By jackson Hare, Staff Writer

Cheering crowds toppled the Robert E. Lee statue in Richmond, Va. after the state’s supreme court ruled in favor of its removal last week. 

Protesters have renewed momentum in the call to remove Confederate statues across the U.S. since 2020, as movements for racial justice gained traction around the country. 

The current wave of protests hit Richmond last week after Virginia’s supreme court enabled the removal of the 131-year-old statue of Lee in a 7-0 ruling.

The statue’s removal followed 15 months of litigation. 

The court’s decision came after an outcry from locals who argued that the statue’s presence prevents the community from healing from wounds of the past.

The statue appeared on Richmond’s historic Monument Avenue, which was the capital of the Confederacy during the Civil War.

Xavier students are divided on the removal of statues like Lee’s. 

Some students argue that the statues can prevent further injustice by serving as a reminder of the past.

“Those statues exist so that we can learn from history to try our best to ensure it doesn’t happen again,” Cole Waymeyer, first-year Philosophy, Politics and the Public (PPP) major, said.

“(They) serve as an example for people to say, ‘These are the people you don’t want to be,’” he said.

Other students maintain that statues can implicitly promote hateful ideology if not signposted with explicit information about the person’s past.

“If they left the statue of Robert E. Lee up, they should have information on who he was and why what he stood for was wrong,” Chelsey Koch, a first-year advertising major, said.

“(The statue would serve) as a form of education instead of Confederate pride,” she continued.

Koch emphasized that the values behind the statue should be made clear to ensure that the statue cannot be used to spread hateful or discriminatory ideology.

Other students unequivocally advocated for the statue’s removal, stating that any monument to White supremacist symbols or figures promotes White supremacy, regardless of the intent behind the statue.

“As someone who is from the South… this has been a pressing issue for years. Personally, my stance on Confederate statues is that they do need to go,” senior PPP and political science major Lizzy Parker said. 

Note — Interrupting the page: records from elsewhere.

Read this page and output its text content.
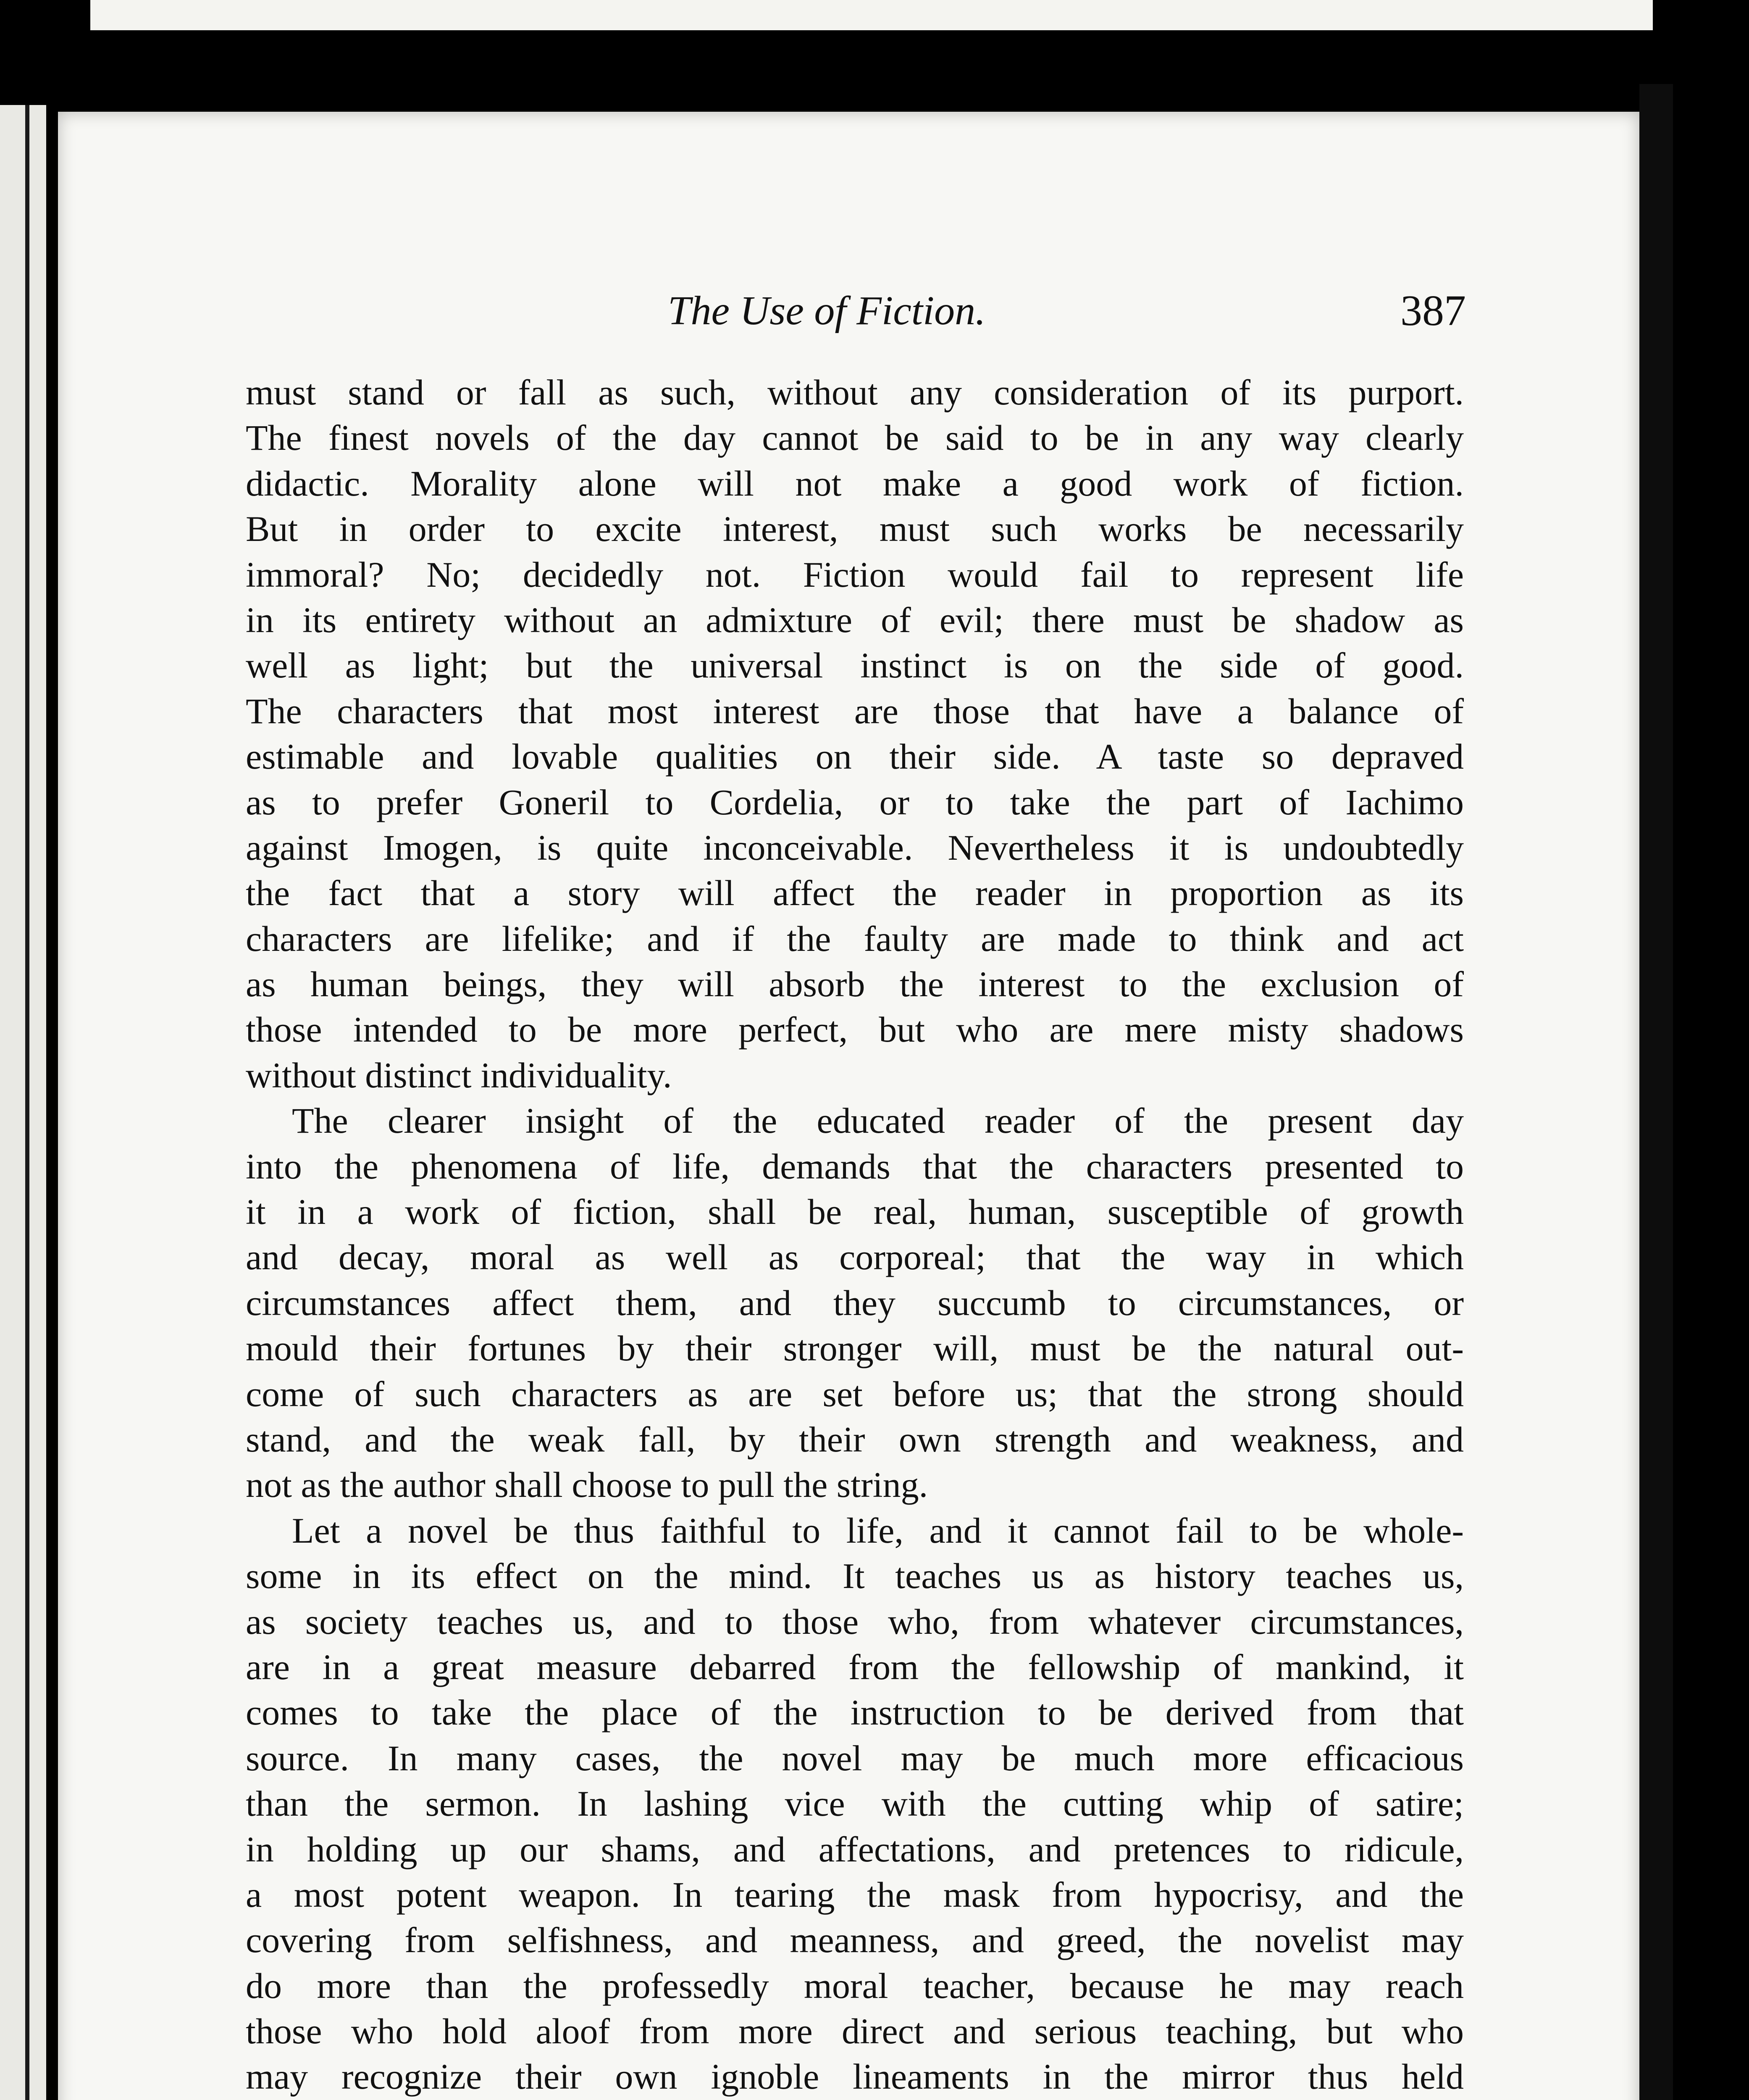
The Use of Fiction.	387
must stand or fall as such, without any consideration of its purport.
The finest novels of the day cannot be said to be in any way clearly
didactic. Morality alone will not make a good work of fiction.
But in order to excite interest, must such works be necessarily
immoral? No; decidedly not. Fiction would fail to represent life
in its entirety without an admixture of evil; there must be shadow as
well as light; but the universal instinct is on the side of good.
The characters that most interest are those that have a balance of
estimable and lovable qualities on their side. A taste so depraved
as to prefer Goneril to Cordelia, or to take the part of Iachimo
against Imogen, is quite inconceivable. Nevertheless it is undoubtedly
the fact that a story will affect the reader in proportion as its
characters are lifelike; and if the faulty are made to think and act
as human beings, they will absorb the interest to the exclusion of
those intended to be more perfect, but who are mere misty shadows
without distinct individuality.
The clearer insight of the educated reader of the present day
into the phenomena of life, demands that the characters presented to
it in a work of fiction, shall be real, human, susceptible of growth
and decay, moral as well as corporeal; that the way in which
circumstances affect them, and they succumb to circumstances, or
mould their fortunes by their stronger will, must be the natural out-
come of such characters as are set before us; that the strong should
stand, and the weak fall, by their own strength and weakness, and
not as the author shall choose to pull the string.
Let a novel be thus faithful to life, and it cannot fail to be whole-
some in its effect on the mind. It teaches us as history teaches us,
as society teaches us, and to those who, from whatever circumstances,
are in a great measure debarred from the fellowship of mankind, it
comes to take the place of the instruction to be derived from that
source. In many cases, the novel may be much more efficacious
than the sermon. In lashing vice with the cutting whip of satire;
in holding up our shams, and affectations, and pretences to ridicule,
a most potent weapon. In tearing the mask from hypocrisy, and the
covering from selfishness, and meanness, and greed, the novelist may
do more than the professedly moral teacher, because he may reach
those who hold aloof from more direct and serious teaching, but who
may recognize their own ignoble lineaments in the mirror thus held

“These monuments were built decades after the Civil War by the Daughters of the Confederacy to promote the pseudo-historical ‘Lost Cause’ ideology and ultimately white supremacy,” she added.

The Robert E. Lee statue was built in 1890, around the same time period where many Confederate statues were put up across the U.S.

In the Virginia Supreme Court’s ruling, the court argued that the values represented by the Reconstruction-era statue no longer resonate with public opinion. 

The ruling was in response to lawsuits filed by Virginians who were attempting to prevent the statue’s removal.

“(Laws protecting statues) compel government speech by forcing the Commonwealth to express, in perpetuity, a message with which it now disagrees,” the court said.